The South Fish Creek Recreation Association offers more than just hockey as well, as it also offers recreational programming away from the rink, through its multi-purpose rooms and gymnasium, including basketball, soccer, and lacrosse, all the way to cooking classes and Spanish classes. It would be an understatement to say that a variety of programs are offered at the South Fish Creek Recreation Complex.
“We provide a lot of different things in the community portion of the facility,” Mersereau summarized, “from recreational programming, to the gym, to the ice.”
The gymnasium, a 6,000 square foot offering, opened in 2002 and sees plenty of programming.
Mersereau added, “The facility as a whole is unique in that it is an alliance/partnership between the Catholic Board of Education, the Calgary Public Library, the South Fish Creek Recreation Association, and the City of Calgary. The South Fish Creek Recreation Association operates the community portion of the facility on behalf of the City of Calgary.”
According to the South Fish Creek Recreation Association website, the facility represents a unique and exciting project that brings together key community organizations in the development of recreation and education in the community. Reads the website, “Located in the Shawnessy Town Centre, the complex primarily serves Calgarians residing south of Fish Creek Provincial Park.”

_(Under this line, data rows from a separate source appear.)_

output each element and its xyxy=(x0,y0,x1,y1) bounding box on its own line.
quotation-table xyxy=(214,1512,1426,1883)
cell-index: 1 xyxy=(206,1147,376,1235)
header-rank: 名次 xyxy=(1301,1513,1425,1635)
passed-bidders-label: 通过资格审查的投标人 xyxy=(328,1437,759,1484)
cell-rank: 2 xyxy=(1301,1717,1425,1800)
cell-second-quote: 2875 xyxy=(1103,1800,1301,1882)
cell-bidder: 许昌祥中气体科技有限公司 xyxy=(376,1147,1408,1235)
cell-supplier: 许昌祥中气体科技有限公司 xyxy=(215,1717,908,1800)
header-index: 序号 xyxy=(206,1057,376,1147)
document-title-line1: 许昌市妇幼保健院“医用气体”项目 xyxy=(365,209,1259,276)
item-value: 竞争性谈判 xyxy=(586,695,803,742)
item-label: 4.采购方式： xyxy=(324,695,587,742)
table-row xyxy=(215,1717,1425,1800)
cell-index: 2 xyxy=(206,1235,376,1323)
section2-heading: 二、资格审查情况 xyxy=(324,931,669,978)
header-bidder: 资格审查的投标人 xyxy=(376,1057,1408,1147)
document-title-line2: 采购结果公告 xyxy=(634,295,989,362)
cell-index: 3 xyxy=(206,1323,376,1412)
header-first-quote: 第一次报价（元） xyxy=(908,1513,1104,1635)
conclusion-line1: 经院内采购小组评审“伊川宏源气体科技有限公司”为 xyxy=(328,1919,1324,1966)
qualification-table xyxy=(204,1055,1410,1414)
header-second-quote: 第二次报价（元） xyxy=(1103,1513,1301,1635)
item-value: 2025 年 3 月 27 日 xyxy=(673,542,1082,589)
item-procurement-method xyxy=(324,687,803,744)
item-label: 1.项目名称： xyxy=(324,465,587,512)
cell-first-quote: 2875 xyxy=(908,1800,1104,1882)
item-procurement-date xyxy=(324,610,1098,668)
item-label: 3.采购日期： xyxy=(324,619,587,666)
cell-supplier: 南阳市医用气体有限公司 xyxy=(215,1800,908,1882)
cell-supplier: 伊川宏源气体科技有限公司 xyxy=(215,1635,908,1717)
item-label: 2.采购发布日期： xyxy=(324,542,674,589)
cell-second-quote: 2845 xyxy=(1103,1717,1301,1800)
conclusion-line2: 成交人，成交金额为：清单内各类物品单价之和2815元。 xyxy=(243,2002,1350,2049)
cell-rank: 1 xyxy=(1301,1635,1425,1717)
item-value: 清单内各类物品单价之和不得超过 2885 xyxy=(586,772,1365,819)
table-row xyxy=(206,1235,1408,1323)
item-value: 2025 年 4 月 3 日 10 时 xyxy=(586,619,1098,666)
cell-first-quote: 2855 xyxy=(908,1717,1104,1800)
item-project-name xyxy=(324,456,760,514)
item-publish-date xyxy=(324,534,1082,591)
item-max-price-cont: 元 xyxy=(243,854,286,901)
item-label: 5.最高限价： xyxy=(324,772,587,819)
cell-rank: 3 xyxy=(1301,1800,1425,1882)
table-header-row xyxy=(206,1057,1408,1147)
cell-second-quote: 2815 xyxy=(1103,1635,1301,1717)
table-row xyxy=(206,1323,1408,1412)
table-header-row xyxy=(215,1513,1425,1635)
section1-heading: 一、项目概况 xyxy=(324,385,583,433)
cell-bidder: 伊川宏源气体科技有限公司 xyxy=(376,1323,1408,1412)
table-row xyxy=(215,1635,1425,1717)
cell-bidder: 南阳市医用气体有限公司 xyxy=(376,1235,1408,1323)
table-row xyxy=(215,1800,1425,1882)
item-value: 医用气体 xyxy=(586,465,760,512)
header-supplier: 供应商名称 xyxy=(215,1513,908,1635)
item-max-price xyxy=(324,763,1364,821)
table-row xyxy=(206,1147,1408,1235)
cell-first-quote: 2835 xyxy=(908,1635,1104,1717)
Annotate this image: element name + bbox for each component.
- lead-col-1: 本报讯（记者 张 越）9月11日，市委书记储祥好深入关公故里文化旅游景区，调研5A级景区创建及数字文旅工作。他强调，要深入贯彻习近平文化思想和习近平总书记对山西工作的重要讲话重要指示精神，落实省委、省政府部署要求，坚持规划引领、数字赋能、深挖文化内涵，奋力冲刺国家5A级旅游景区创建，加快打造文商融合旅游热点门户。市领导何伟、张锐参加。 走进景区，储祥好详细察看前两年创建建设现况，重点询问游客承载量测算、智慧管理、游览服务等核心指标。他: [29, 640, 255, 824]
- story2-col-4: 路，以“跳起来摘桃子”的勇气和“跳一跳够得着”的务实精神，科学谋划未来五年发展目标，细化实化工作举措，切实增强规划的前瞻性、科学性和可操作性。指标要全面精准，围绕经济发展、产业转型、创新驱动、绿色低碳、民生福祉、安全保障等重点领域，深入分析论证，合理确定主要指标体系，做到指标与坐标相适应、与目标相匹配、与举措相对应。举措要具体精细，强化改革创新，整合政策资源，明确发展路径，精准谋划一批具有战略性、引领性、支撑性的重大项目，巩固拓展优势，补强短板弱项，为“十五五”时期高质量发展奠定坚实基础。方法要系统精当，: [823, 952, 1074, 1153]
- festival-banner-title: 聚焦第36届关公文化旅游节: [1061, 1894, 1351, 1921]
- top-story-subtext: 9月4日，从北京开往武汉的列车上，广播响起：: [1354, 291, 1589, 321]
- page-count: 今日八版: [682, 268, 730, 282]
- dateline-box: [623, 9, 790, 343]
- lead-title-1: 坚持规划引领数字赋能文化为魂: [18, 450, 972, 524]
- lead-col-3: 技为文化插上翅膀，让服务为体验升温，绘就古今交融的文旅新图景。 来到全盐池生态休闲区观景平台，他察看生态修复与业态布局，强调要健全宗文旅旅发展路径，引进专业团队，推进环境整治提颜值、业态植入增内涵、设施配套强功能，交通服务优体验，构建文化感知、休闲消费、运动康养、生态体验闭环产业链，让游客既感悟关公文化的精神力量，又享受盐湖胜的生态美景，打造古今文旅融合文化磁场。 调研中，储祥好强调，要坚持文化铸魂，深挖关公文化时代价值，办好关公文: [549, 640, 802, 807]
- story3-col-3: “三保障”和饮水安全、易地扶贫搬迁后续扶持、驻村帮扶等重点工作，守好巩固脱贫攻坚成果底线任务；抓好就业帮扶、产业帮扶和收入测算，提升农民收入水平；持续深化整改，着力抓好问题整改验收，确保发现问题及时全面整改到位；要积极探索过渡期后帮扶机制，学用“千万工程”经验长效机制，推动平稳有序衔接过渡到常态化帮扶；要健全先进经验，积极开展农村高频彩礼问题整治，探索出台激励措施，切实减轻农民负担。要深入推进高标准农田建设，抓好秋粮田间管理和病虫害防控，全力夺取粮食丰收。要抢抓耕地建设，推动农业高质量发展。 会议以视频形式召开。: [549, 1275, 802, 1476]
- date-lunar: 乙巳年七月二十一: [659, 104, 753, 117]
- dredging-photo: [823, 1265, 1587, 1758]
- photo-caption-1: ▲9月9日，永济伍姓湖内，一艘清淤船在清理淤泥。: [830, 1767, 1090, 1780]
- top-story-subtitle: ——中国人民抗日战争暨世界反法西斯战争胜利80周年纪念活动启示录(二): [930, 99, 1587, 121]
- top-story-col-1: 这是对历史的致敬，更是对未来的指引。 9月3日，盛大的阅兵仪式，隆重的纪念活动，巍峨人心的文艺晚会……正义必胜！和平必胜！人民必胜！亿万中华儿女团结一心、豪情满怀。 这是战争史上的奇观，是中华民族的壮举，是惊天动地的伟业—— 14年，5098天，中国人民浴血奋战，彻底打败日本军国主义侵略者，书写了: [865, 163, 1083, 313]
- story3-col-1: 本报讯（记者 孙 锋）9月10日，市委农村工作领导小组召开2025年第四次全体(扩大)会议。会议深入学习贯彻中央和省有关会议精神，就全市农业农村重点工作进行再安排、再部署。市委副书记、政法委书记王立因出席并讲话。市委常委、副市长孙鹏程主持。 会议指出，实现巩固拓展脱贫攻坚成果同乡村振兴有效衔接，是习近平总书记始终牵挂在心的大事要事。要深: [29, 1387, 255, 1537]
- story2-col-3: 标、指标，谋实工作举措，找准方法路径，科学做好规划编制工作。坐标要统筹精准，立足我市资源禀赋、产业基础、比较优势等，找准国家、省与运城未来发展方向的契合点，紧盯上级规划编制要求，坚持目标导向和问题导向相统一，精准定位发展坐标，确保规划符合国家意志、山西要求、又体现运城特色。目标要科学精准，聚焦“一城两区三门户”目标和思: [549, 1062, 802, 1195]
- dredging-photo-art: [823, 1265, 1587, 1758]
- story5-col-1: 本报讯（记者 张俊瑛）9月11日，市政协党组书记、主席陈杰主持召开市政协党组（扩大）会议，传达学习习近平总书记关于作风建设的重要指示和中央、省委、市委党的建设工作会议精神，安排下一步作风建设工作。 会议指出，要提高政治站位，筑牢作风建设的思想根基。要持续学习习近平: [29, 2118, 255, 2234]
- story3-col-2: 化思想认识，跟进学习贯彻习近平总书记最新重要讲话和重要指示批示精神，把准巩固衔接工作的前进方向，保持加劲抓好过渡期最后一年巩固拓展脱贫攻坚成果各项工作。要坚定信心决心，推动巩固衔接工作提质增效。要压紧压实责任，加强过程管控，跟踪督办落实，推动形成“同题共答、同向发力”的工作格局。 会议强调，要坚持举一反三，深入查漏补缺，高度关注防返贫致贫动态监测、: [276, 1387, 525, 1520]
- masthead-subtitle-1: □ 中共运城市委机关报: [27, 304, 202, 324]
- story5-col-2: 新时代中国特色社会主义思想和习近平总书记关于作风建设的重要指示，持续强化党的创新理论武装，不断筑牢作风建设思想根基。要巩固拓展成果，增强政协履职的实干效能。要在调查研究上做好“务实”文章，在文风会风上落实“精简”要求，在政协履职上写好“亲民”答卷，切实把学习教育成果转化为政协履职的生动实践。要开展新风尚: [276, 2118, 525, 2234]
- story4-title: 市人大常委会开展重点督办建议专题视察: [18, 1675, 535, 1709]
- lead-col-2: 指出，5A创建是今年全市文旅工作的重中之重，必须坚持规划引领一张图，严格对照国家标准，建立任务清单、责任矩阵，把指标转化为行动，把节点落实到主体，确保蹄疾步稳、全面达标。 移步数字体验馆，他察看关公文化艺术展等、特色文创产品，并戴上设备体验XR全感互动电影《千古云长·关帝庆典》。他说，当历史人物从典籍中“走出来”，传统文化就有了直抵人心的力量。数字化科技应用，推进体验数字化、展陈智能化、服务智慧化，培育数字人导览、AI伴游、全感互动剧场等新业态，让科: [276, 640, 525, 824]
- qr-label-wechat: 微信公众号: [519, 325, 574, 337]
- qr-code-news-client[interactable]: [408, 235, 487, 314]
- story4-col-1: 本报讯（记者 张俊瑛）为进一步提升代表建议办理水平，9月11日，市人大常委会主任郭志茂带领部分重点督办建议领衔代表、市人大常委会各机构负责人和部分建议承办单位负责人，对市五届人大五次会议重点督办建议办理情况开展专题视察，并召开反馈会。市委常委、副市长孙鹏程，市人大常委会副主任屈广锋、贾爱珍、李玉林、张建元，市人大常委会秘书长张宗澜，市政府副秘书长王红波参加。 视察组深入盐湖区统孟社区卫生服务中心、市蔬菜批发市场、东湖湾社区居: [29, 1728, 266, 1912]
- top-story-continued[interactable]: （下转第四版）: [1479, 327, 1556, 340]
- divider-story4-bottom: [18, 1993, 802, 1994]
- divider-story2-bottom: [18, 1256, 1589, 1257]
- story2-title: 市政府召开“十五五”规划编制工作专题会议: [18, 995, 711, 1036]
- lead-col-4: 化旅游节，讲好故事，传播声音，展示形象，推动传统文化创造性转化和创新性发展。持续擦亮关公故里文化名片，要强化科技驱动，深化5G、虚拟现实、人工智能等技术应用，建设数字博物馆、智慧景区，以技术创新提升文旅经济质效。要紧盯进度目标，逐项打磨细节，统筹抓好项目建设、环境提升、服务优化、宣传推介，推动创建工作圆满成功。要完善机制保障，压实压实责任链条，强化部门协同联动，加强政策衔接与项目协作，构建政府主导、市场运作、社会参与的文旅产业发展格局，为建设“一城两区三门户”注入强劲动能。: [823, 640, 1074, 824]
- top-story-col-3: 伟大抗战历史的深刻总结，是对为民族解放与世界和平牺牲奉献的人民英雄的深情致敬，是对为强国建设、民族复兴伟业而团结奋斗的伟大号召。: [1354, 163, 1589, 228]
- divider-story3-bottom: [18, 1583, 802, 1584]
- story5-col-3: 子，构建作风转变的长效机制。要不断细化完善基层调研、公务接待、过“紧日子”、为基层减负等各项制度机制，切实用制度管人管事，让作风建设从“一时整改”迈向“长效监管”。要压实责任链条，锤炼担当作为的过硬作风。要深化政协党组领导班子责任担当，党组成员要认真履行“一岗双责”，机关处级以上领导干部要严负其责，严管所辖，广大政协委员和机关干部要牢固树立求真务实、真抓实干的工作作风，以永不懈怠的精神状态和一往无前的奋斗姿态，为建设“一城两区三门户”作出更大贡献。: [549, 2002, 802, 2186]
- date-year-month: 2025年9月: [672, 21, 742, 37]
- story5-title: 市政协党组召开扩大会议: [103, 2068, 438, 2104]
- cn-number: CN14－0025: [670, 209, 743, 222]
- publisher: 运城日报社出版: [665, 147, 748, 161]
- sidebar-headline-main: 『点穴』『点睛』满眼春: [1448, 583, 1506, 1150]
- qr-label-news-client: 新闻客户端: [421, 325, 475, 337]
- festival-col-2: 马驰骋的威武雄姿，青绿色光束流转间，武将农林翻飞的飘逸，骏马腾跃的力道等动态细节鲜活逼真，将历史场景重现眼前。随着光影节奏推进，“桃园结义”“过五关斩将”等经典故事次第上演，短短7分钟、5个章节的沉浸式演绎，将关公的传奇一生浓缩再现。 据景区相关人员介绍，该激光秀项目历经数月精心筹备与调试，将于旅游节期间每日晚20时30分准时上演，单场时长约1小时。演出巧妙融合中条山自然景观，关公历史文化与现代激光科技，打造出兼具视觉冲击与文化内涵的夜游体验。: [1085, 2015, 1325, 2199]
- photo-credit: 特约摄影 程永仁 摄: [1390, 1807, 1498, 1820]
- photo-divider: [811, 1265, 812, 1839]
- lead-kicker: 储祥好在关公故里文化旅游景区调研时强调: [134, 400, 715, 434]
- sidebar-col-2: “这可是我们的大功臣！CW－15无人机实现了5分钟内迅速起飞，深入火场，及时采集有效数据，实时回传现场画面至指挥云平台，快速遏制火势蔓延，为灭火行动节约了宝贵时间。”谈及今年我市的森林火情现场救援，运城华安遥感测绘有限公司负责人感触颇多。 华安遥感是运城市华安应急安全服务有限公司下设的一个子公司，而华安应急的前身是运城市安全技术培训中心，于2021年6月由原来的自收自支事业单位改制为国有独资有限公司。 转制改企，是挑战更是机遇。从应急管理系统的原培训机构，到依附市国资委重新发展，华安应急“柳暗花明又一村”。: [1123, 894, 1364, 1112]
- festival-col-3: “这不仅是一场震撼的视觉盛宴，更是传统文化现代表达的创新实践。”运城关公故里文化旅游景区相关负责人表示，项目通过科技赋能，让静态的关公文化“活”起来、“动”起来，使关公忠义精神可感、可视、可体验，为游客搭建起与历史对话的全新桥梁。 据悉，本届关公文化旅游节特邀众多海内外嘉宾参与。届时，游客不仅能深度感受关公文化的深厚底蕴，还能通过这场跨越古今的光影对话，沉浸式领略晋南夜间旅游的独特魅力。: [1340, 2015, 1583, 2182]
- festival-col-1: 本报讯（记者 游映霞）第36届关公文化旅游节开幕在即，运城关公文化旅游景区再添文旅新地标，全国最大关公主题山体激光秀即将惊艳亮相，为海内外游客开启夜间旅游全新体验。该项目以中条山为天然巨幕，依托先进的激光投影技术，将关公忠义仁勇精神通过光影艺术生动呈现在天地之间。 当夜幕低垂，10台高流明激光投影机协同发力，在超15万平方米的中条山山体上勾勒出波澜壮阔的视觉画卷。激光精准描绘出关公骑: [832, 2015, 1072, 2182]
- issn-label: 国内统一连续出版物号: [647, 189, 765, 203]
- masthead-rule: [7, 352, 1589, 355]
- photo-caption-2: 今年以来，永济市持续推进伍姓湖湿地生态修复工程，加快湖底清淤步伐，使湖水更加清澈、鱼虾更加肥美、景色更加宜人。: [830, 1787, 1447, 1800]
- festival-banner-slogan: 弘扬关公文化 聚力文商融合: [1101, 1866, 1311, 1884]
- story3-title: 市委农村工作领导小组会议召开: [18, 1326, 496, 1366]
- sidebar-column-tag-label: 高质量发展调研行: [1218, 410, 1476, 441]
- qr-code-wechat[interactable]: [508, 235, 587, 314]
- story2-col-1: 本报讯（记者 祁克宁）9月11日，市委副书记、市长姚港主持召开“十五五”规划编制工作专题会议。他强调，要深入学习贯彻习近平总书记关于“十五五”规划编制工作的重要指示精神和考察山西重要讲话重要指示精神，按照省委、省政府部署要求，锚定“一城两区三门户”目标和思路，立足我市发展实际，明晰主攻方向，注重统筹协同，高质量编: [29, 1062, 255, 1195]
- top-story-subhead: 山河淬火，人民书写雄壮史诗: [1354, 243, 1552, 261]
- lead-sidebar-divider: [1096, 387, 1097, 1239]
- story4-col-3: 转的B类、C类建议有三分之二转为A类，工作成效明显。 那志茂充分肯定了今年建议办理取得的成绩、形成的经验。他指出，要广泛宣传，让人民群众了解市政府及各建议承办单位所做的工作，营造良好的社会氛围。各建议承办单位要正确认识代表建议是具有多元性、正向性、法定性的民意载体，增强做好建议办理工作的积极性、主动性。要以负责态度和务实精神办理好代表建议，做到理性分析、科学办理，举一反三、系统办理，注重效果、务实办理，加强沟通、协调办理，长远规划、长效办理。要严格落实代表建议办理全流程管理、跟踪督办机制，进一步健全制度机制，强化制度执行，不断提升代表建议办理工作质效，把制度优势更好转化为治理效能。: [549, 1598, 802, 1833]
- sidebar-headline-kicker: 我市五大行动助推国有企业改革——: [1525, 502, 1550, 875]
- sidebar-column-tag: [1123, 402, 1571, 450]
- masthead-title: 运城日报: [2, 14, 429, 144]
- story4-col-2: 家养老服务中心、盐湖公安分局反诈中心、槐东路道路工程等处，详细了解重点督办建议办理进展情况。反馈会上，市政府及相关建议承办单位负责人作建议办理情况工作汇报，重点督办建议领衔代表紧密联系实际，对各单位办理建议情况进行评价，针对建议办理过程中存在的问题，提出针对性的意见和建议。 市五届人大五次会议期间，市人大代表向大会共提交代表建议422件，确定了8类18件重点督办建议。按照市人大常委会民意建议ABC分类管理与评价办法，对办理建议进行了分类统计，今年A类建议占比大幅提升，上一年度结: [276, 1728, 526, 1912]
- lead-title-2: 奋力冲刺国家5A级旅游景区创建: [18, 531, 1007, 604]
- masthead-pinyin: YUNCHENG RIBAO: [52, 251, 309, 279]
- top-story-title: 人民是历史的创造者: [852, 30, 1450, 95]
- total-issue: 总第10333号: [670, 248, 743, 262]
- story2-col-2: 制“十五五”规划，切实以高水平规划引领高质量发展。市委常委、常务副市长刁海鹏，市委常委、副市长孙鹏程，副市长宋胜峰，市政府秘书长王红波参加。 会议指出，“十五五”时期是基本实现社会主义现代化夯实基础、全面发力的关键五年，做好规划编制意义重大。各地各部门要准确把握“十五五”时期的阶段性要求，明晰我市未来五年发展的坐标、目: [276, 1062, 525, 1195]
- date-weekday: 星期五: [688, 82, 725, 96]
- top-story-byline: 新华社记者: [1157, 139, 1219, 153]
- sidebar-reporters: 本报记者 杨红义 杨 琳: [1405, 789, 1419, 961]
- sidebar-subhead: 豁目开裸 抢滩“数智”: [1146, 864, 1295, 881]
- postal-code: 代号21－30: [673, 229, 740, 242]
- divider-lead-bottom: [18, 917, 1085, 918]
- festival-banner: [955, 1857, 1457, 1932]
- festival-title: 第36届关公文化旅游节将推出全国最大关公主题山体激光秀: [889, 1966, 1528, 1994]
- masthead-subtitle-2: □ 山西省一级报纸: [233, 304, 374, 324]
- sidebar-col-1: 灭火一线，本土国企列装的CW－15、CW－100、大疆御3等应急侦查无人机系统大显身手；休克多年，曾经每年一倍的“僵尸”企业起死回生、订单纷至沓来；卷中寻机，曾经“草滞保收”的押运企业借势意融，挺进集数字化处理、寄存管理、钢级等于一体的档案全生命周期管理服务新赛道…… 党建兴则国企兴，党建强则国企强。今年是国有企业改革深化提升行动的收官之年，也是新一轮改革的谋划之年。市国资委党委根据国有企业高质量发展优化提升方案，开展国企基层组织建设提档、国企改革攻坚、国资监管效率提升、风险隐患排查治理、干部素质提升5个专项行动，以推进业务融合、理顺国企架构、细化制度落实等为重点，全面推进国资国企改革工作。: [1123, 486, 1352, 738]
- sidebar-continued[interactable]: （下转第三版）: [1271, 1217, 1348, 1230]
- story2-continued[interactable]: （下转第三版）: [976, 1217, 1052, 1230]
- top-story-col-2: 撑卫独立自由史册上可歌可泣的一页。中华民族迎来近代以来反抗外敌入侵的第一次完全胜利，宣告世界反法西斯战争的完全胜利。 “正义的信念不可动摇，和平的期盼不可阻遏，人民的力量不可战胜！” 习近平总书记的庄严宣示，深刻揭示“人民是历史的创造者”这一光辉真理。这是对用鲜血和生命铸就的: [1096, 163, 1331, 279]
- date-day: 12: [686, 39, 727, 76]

With the environment in mind, the South Fish Creek Recreation Association is expanding its facility hoping to obtain LEED Standard recognition. As such, a key part of this initiative is sustainability.
“We want to maintain the appropriate lifecycle funding for the facility,” Mersereau concluded. “As well, one other area we are currently working on is getting more parking for the facility. We feel there is more parking needed because of the fact that most of our users are young, carrying hockey bags.
“Our biggest need, as a Board, is that we need to stay sustainable, while still providing for the community needs, and that is a balancing act. Our focus is on family, youth, and children, but we also have to balance that out by making sure we can maintain our operations and our lifecycle.”